Men had higher mean IGF-1 levels than women [129.5 ± 45.8 ng/ml (range, 21–354) versus 108.9 ± 43.9 (range, 37–189); P < 0.0001] and lower IGFBP-3 levels [3048 ± 693 ng/ml (range, 1278–5653) versus 3430 ± 690 (range, 1169–5609); P < 0.0001]. The molar ratio of IGF-1:IGFBP-3 was significantly higher in men than women [0.156 ± 0.04 (range, 0.05–0.288) versus 0.116 ± 0.033 (range 0.047–0.200); P < 0.0001]. Fasting insulin levels were similar between men and women.
Spearman correlation coefficients describing associations between IGF measures (IGF-1, IGFBP-3, and IGF-1:IGFBP-3) and insulin with age, BMI, and fat distribution are shown for men and women in Tables 2A and 2B Table 2, respectively. In men and women, there was no significant relationship between IGF-1, IGFBP-3, and the ratio IGF-1:IGFBP-3 with total fat, BMI, or visceral or subcutaneous fat. In men, there was a statistically significant negative correlation between IGF-1 and age (r, −0.22; P = 0.0001), IGFBP-3 and age (r, −0.17; P = 0.005), and the molar ratio of IGF-1:IGFBP-3 and age (r, −0.016; P = 0.009), although the absolute values of the correlation coefficients were small. In women, there was no statistically significant age association with IGF-1 or the molar ratio, and a borderline association with IGFBP-3 (r, −0.014; P = 0.07). Adjusting for age in a multivariate model did not affect the results.
In contrast, fasting insulin was highly associated with anthropometric and quantitative measures of obesity in men and women.
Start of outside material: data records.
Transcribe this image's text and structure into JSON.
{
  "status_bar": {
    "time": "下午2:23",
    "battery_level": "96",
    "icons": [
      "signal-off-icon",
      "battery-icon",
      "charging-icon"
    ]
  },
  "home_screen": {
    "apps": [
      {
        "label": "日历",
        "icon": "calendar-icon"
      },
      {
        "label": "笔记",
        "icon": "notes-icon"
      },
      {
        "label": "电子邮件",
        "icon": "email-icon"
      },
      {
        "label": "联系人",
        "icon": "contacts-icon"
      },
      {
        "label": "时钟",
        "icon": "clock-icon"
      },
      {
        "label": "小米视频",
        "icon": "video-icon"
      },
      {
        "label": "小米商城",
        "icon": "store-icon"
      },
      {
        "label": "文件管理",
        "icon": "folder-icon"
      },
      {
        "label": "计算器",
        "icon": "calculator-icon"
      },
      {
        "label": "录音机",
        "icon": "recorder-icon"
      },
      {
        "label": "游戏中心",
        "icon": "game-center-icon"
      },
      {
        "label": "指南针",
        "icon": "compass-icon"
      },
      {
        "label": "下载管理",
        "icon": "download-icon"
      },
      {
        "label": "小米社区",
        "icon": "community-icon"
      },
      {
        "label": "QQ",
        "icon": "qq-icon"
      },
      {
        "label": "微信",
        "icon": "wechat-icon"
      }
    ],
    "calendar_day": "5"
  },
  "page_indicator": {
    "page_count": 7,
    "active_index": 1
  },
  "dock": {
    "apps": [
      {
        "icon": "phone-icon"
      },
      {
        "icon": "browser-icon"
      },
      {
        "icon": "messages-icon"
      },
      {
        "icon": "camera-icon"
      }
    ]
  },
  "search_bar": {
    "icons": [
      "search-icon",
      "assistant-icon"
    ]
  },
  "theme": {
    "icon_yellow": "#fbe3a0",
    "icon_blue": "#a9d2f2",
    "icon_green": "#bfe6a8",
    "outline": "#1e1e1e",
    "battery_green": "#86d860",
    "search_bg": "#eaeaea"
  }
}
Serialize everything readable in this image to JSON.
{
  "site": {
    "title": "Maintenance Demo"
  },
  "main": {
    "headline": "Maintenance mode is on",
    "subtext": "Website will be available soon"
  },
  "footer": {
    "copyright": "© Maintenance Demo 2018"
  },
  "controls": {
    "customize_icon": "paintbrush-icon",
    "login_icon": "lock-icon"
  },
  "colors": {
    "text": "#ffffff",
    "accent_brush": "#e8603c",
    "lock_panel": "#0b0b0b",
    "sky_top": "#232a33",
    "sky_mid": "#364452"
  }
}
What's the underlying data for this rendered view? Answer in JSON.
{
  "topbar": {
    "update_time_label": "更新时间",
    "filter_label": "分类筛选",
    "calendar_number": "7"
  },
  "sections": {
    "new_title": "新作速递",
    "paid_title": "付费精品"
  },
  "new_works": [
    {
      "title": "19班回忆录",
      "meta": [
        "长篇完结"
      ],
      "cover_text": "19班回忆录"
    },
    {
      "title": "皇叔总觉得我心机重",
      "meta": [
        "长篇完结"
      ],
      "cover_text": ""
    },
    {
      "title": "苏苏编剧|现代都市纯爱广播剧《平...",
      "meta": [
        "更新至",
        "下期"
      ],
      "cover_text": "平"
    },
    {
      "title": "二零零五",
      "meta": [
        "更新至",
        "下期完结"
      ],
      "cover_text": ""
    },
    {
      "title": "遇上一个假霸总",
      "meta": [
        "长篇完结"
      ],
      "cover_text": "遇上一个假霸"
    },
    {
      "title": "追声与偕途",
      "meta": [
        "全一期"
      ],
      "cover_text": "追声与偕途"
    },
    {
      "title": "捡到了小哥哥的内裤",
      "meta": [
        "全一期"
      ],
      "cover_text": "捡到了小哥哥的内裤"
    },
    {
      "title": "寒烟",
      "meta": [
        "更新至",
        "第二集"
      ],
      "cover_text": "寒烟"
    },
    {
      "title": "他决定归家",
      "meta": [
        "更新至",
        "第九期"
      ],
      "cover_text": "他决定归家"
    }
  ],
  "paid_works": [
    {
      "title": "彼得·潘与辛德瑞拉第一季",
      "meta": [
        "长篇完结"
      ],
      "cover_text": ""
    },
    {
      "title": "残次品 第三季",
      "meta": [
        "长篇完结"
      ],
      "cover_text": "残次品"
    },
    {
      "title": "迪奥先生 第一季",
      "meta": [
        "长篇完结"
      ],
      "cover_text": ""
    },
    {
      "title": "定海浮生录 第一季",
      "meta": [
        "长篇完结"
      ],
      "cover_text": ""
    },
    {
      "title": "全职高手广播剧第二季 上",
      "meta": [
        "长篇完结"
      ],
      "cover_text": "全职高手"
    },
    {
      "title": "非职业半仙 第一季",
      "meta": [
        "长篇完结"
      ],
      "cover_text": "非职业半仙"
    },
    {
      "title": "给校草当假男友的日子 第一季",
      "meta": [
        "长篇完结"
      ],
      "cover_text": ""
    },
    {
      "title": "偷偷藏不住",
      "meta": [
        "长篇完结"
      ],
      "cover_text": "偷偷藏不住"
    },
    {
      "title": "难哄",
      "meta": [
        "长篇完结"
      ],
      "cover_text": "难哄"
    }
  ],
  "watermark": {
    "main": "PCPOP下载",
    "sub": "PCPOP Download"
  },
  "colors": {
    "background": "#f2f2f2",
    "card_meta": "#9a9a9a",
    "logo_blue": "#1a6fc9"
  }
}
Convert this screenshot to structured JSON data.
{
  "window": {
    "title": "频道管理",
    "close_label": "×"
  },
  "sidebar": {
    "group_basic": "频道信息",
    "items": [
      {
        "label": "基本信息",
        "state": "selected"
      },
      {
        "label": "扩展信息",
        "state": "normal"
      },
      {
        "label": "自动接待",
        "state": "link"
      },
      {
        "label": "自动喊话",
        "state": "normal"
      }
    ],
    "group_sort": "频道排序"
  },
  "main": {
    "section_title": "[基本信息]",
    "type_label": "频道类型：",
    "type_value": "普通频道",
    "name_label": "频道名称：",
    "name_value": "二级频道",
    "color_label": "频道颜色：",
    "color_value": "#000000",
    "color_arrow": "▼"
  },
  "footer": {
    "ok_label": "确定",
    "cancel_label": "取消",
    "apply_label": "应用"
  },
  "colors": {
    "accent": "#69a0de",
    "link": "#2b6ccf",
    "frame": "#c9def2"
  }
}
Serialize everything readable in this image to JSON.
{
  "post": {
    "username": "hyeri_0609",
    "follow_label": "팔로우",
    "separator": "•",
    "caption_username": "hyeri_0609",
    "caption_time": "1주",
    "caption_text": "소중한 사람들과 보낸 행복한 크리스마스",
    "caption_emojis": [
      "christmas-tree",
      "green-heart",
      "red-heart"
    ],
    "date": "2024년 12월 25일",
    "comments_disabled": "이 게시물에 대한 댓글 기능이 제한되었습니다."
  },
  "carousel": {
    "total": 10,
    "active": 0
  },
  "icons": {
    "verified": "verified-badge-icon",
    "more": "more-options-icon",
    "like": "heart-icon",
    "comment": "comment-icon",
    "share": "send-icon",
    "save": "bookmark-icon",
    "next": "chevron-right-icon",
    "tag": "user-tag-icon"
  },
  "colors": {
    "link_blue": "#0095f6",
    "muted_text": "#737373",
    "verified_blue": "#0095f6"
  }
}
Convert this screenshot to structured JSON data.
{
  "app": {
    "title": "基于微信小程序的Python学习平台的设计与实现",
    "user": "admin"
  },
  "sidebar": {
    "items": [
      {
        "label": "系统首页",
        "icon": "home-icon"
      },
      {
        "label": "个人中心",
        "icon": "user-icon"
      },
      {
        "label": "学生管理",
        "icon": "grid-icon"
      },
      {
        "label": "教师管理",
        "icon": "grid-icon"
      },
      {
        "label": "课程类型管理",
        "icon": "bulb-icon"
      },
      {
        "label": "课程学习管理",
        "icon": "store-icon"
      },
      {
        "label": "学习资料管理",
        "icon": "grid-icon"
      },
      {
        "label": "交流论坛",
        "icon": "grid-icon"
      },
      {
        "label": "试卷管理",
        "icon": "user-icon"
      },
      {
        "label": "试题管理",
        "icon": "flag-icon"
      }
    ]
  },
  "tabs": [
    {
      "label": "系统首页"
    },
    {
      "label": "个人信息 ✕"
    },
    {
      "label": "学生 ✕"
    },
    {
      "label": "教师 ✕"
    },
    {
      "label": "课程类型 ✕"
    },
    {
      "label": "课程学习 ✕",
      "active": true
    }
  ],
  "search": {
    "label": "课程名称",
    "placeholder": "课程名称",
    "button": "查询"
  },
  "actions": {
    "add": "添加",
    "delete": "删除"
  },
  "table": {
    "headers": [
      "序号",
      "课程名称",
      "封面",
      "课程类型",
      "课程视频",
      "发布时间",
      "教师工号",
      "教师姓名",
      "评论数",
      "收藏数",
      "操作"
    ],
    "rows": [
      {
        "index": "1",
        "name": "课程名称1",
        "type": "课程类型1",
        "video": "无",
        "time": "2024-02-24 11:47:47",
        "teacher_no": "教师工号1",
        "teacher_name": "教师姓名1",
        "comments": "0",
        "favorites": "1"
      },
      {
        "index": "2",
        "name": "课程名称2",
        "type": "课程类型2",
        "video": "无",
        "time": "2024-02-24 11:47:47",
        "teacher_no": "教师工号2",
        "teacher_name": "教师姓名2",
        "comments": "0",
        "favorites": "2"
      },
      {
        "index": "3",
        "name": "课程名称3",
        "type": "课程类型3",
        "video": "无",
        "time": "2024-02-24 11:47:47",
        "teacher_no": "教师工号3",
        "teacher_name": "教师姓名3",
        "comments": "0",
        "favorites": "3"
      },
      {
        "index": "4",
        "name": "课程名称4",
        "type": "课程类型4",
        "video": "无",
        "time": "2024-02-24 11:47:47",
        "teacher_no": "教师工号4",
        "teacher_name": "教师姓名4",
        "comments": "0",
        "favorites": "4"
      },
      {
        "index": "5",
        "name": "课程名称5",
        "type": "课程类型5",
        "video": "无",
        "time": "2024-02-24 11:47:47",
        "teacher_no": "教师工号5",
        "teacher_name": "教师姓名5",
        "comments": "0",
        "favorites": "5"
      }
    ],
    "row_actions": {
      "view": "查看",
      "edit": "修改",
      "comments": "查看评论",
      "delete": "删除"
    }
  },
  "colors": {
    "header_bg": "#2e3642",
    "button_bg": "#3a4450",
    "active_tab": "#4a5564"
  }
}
For example, fasting insulin was highly associated with VAT in men (r, 0.49; P = 0.0001) and women (r, 0.60; P = 0.0001).
Table 3 shows the crude and age-adjusted odds ratio of an IGF-1, IGFBP-3, IGF-1:IGFBP-3 ratio, or insulin measurement above the median for men and women in quartiles 2, 3, and 4 of VAT relative to persons in quartile 1. Insulin showed a strong, consistent dose-response relationship with VAT quartile. The age-adjusted odds of having an insulin measurement above the median was 48.9-fold (95% CI, 14.4–166.0; P < 0.0001) greater in men in quartile 4 of VAT, relative to men in quartile 1. The corresponding odds ratio in women was 30.7 (95% CI, 7.9–118.8; P < 0.0001; Table 3). In contrast, the odds of having an IGF-1, IGFBP-3, or IGF-1:IGFBP-3 above the median was similar in men and women regardless of their quartile of VAT. Similar evaluation did not produce evidence for a linear association between any IGF-related measure and quartile levels of any of the other measures of obesity including BMI, weight, subcutaneous fat, total abdominal fat, VAT as a percentage of total abdominal fat, and SQAT as a percentage of total abdominal fat (data not shown).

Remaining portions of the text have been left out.